Known as Imlek in Indonesia, Chinese New Year was declared an official public holiday in 2002 due to the country’s large Chinese population. In Java, spring festival fills the streets with dancers including the famous dragon dance. Extend your trip and explore the ancient Buddhist temple of Borobudur and take a morning trek to see the sun rise over Mount Bromo. #bliss!
Tips on how to travel at Chinese New Year
Any event that draws the crowds is important to keep your wits about you. Here’s some tips on how to keep safe on the streets when partying this year of the dog.
Be vigilant: Be ready for mass crowds everywhere, particularly at major transportation hubs like train stations and bus terminals. Busy areas where you can easily lose your way are daunting at the best of times, let alone if you don’t speak the local lingo. Try and wear bright clothing and arrange a meeting place with friends and family if you do get lost.
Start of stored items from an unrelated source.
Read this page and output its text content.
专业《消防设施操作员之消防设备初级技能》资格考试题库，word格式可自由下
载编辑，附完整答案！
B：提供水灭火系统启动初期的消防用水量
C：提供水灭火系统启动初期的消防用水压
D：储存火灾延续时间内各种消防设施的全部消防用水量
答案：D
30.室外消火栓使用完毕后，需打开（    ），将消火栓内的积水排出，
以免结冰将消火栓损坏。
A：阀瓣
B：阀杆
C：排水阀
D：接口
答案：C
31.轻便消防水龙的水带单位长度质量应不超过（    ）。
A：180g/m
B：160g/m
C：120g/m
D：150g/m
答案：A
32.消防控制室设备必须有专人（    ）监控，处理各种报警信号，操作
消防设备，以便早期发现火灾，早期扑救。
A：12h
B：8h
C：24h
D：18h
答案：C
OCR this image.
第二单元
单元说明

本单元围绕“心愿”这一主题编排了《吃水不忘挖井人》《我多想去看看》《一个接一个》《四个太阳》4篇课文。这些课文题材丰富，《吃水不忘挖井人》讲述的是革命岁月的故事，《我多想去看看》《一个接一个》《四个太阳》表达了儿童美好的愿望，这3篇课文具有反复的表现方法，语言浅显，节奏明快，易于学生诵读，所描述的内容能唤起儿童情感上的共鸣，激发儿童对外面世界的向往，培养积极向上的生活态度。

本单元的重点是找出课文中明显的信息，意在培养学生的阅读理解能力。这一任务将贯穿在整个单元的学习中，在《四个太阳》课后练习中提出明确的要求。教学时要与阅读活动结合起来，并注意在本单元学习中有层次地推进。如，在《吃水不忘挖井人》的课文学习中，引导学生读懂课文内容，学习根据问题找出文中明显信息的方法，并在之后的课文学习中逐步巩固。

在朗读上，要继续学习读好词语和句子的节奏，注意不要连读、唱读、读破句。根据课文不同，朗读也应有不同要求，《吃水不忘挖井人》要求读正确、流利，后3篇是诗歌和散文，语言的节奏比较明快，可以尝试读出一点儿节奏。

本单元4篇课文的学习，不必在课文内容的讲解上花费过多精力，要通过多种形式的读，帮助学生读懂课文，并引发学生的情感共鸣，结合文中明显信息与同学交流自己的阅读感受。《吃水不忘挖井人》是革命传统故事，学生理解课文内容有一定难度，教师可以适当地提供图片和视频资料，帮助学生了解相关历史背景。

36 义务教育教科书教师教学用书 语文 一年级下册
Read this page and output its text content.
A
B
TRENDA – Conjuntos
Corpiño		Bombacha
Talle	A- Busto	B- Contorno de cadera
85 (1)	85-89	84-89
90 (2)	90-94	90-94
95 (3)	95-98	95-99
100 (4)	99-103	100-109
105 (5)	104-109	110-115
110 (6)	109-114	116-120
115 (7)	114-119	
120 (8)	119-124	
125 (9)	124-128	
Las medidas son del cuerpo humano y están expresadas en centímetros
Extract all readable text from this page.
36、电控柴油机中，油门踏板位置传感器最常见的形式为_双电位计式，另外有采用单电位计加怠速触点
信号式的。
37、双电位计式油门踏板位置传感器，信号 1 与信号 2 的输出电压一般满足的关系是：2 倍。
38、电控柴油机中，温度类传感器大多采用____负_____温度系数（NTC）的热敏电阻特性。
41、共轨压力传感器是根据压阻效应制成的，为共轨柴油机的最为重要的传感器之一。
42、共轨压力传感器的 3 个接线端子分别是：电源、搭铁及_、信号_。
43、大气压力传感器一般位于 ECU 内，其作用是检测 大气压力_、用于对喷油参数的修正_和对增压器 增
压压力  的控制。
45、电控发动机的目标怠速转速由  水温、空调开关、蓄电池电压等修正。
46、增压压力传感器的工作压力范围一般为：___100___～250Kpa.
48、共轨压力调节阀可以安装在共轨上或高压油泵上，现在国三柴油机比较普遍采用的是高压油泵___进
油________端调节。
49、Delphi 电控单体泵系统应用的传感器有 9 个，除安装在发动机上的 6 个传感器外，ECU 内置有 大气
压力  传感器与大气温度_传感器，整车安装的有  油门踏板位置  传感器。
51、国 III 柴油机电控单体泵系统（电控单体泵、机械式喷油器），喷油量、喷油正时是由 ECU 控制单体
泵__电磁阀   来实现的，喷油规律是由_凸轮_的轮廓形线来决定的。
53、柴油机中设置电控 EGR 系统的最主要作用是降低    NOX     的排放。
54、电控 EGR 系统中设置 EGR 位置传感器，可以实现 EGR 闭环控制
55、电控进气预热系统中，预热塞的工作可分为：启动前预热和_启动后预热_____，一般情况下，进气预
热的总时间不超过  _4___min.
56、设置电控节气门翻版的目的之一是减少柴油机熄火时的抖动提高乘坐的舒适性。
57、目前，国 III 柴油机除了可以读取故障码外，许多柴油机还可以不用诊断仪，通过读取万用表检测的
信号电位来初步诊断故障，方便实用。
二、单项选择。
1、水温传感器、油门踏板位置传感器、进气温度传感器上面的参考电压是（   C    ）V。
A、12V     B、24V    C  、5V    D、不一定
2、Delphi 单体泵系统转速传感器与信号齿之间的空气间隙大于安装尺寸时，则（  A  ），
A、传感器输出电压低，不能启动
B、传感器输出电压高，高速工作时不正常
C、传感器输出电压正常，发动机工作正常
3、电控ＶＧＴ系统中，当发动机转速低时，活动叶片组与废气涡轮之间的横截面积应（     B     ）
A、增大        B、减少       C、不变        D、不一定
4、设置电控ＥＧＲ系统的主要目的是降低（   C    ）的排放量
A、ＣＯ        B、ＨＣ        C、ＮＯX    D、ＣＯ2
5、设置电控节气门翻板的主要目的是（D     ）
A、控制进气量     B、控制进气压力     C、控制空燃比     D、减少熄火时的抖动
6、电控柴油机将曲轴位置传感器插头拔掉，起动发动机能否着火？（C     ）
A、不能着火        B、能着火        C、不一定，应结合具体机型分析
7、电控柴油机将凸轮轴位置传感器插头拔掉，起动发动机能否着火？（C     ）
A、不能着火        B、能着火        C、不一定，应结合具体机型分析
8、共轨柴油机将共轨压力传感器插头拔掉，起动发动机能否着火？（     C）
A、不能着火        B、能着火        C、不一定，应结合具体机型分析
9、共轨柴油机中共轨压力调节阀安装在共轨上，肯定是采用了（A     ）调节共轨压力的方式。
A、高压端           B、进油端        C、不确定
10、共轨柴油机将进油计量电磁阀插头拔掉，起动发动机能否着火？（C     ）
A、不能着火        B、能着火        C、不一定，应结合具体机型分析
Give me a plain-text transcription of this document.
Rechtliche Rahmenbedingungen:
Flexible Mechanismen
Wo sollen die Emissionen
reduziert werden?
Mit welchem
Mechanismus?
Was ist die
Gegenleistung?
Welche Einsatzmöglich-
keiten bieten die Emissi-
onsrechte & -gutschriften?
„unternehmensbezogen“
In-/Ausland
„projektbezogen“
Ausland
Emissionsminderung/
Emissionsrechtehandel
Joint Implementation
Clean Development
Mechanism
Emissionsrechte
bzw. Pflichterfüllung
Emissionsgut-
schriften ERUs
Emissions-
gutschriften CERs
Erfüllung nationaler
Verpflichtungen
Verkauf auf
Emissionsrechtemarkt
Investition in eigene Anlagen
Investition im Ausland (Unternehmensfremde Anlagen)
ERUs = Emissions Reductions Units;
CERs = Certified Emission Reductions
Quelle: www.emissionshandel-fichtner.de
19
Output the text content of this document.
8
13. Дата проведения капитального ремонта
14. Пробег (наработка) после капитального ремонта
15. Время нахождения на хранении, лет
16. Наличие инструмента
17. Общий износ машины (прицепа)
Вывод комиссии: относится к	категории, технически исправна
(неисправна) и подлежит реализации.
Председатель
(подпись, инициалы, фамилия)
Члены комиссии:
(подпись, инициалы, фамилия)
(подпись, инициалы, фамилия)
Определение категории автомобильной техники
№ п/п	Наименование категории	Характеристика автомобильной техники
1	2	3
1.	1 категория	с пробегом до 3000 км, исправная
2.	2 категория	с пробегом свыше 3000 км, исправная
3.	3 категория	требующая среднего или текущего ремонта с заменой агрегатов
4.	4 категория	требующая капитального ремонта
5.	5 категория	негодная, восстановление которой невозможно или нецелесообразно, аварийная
Keep your items close: Pick pocketers may be out in force to take advantage of all the tourists. Make sure you stay alert, wear a sensible across the body bag and only take out the essentials.
Be prepared: Many shops will be closed on New Year’s, so make sure you’re stocked up as eating and retail options may be limited on the actual public holidays 27th Jan.
Book early: Hotels and airlines tend to have sales and offer discounts at this time of year to attract customers. Book early to avoid disappointment.
Beware of inflated prices: Restaurants can be jam-packed at Chinese New Year in any city. With such large throngs of people all looking for the same limited resources, sur-charges may apply and prices are naturally on the increase. Don’t pay above the odds.
Dress appropriately: If you’re watching night parades or fireworks it can get chilly depending on where you are celebrating around the world. So, make sure you are prepared and wrap up warm.
Research about the celebrations: Did you know Chinese months are reckoned by the lunar calendar, with each month beginning on the darkest day? New Year festivities traditionally start on the first day of the month and continue until the fifteenth, when the moon is brightest.